Michael B. Jordan grappled with racial tension for ‘Fahrenheit 451’

Michael B. Jordan is only 31, but he may not have another year as monumental as this one. His role as the vicious Erik Killmonger in the Ryan Coogler blockbuster “Black Panther,” which has grossed a reported $1.34 billion to date, has brought the Newark, NJ-raised actor to a level of fame he never realized from his other films, “Creed” and “Fruitvale Station” among them.

These days, Jordan tells The Post, he can’t walk down the street without attracting attention.

“People used to stop me and just say, ‘What’s up?’” he says. “Now it’s grown — it’s crazy. That’s the big impact [‘Black Panther’] has had on my life.”

Now there’s another role that may make passers-by look twice at Jordan: that of firefighter Guy Montag in the latest adaptation of “Fahrenheit 451,” premiering Saturday night on HBO.

Based on Ray Bradbury’s science-fiction classic, the movie presents a not-so-distant future in which mind control is enforced by a fire department that routinely destroys any cultural information it calls “graffiti.” In Bradbury’s 1953 novel, that meant books, but in this remake, the forbidden material includes films, paintings, sheet music and recordings.

Now there’s another role that may make passers-by look twice at Jordan: that of firefighter Guy Montag in the latest adaptation of “Fahrenheit 451,” premiering Saturday night on HBO.

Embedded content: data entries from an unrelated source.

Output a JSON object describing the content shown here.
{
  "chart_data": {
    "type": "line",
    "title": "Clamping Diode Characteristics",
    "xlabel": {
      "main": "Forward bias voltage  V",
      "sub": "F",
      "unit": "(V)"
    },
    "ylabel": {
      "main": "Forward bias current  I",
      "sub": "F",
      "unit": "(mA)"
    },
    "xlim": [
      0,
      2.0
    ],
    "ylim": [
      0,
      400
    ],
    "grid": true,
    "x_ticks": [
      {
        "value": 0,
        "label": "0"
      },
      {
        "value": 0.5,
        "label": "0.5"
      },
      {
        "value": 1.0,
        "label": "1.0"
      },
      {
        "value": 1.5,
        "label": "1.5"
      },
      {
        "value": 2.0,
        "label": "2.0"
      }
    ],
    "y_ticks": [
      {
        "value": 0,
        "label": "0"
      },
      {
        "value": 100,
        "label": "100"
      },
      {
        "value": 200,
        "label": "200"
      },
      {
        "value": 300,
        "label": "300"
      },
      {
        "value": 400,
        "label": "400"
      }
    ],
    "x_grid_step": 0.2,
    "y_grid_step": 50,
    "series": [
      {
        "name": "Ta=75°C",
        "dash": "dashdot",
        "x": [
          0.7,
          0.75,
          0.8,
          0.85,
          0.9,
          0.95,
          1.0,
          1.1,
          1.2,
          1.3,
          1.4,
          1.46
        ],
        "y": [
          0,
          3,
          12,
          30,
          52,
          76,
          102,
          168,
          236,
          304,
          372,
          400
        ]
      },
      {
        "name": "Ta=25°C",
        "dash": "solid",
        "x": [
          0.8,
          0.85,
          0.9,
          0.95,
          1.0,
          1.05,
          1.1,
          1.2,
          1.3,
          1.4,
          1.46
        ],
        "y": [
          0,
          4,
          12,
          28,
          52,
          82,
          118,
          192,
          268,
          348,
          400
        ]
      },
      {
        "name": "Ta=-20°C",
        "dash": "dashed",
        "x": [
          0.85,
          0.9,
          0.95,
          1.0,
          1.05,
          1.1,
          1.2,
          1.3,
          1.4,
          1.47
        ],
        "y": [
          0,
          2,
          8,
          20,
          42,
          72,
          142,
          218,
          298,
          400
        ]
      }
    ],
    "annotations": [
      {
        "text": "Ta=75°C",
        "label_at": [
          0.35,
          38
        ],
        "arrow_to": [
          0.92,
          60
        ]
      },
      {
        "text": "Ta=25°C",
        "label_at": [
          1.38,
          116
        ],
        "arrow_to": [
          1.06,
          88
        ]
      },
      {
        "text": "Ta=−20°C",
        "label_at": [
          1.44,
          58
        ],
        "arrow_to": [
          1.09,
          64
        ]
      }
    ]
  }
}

At HBO’s New York headquarters, Jordan — the B, by the way, stands for Bakari — is dressed casually in gray trousers and a navy, short-sleeve polo shirt that gives his well-defined biceps plenty of breathing room. He says he was initially reluctant to play Montag, who experiences a crisis of conscience when he witnesses the self-immolation of a book lover who’s strapped novels onto her body like a suicide bomber. Before leaving the scene of the conflagration, Montag swipes a copy of Dostoyevsky’s “Notes From the Underground,” and his own revolution is set in motion.

“Montag being a fireman, burning books, art, information, passing judgment on people — I couldn’t help but, as I was reading [the script], see brown and black faces,” Jordan says. “I didn’t want to be an oppressor with what was going on in my community. The police brutality, the shootings and all that stuff. I didn’t want to be seen as that.”

Jordan says director Ramin Bahrani helped him see the story from another vantage point: as a portrayal of a world in which people have inadvertently given up their identities to tech companies and big business.

“I wanted to be part of the narrative that helps change the habit of thought,” Jordan says. “That’s what I think true story-telling is about . . . I wanted to go against the grain.”

It may seem that Jordan was an overnight success, thanks to “Fruitvale Station.” When that film came out in 2013, his performance as Oscar Grant, a police-shooting victim at an Oakland, Calif., BART station, drew raves.

But Jordan had been working up to that moment of recognition for years. Modeling as a child for Modell’s Sporting Goods and Toys“R”Us ads led to brief appearances on the first season of “The Sopranos” and on “The Cosby Show.” A stint on the ABC soap “All My Children” paved the way for a pivotal role as a young drug dealer on the first season of the HBO drama “The Wire” and, eventually, a regular role in the last two seasons of “Friday Night Lights.” His first feature film was 2001’s “Hardball” with Keanu Reeves.

What “Fruitvale” made clear was that the camera loved him: Critics saw in Jordan the same movie-star charisma exuded by Denzel Washington. “People always want to compare something to something,” Jordan says modestly.

Recently, Jordan had the chance to sit down with Washington himself.

“To talk to him and have the conversation we had was pretty awesome,” he says of the actor, who’s currently starring in “The Iceman Cometh” on Broadway. “I just want to be the best version of myself. I just want to continue to grow and be the best actor I can be and evolve as I get older. I want to stand the test of time. That’s something he’s done. If I can stick around half the time he did and continue to elevate my game, I’ll be pleased.”

For now, though, Broadway — Jordan’s dream — will have to wait.

“I can’t do it now,” he says. “There’s too much stuff going on.” Jordan is already committed to filming “Wrong Answer” with his frequent collaborator Ryan Coogler, about a real-life Atlanta teacher who altered his students’ test scores to get more funding. And, lately, he’s been in Philadelphia filming a sequel to the boxing drama “Creed.”

The actor, who lives in Sherman Oaks, Calif., with his parents, Michael A. and Donna, is happy to be back with Sylvester Stallone and Tessa Thompson, his co-stars from the first “Creed.”

“This is a little bigger than the first one,” Jordan says of the sequel. “That one didn’t have a clear antagonist. We have an antagonist in this one.” Like whom?

“I think you’ll be pleasantly surprised,” he says, and flashes a broad smile.